You probably think I meant to write labradoodle and I desperately need to spell check. But alas, I meant what I wrote and I wrote what I meant. My title is faithful one-hundred percent.
Today is Labor Day. And today when I saw the Google Doodle, it commemorates Labor Day. I first saw it today when I was on the Virtual Desktop for my work. This desktop thinks I am in Maryland and naturally gives me an American version of the browser. I noticed that when you mouse over the doodle, the little box that pops up says “Labor Day.” That got me curious.
So after I finished on the Virtual Desktop, I checked the Google Doodle on my local desktop. Same doodle. Same message when you mouse over it. Why would that be strange? Well, I am in Canada.

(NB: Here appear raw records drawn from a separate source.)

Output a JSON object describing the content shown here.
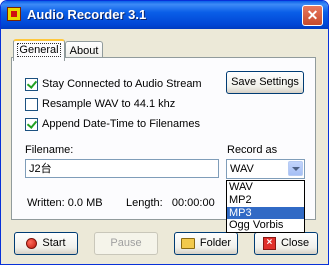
{
  "window": {
    "title": "Audio Recorder 3.1",
    "close_glyph": "✕"
  },
  "tabs": [
    {
      "label": "General",
      "active": true
    },
    {
      "label": "About",
      "active": false
    }
  ],
  "options": {
    "stay_connected": {
      "label": "Stay Connected to Audio Stream",
      "checked": true
    },
    "resample": {
      "label": "Resample WAV to 44.1 khz",
      "checked": false
    },
    "append_datetime": {
      "label": "Append Date-Time to Filenames",
      "checked": true
    }
  },
  "save_settings_label": "Save Settings",
  "filename": {
    "label": "Filename:",
    "value": "J2台"
  },
  "record_as": {
    "label": "Record as",
    "selected": "WAV",
    "options": [
      "WAV",
      "MP2",
      "MP3",
      "Ogg Vorbis"
    ],
    "highlighted": "MP3"
  },
  "status": {
    "written": "Written: 0.0 MB",
    "length": "Length:   00:00:00"
  },
  "buttons": {
    "start": "Start",
    "pause": "Pause",
    "folder": "Folder",
    "close": "Close"
  },
  "icons": {
    "app": "app-icon",
    "start": "record-icon",
    "folder": "folder-icon",
    "close": "close-icon"
  }
}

Yeah, Erich, but it is Labor Day in Canada too. (That was your line. Now my response.) Yes and no. It is, but they would spell it Labour Day. So I thought that when I mouse over it, it would say Labour Day. But it doesn’t. It says Labor Day. And I am definitely on the Canadian site for Google because it says Canada at the bottom.
See, it says Canada and Labor Day |
What’s more, if I click the link, it takes me to a search page for “Labor Day” and not for “Labour Day”.
Search Results from clicking on the doodle |
Maybe it is because my computer is set to American English? But I doubt it. I suspect that was in the coding for the doodle.
Incidentally, most countries do not celebrate Labor Day on the first Monday of September. The majority of countries celebrate it on May 1, International Workers Day. Why don’t we celebrate it then? I guess it’s like not using the metric system. One of those things that separates Americans from their former British overlords. Like spelling Labor without the u.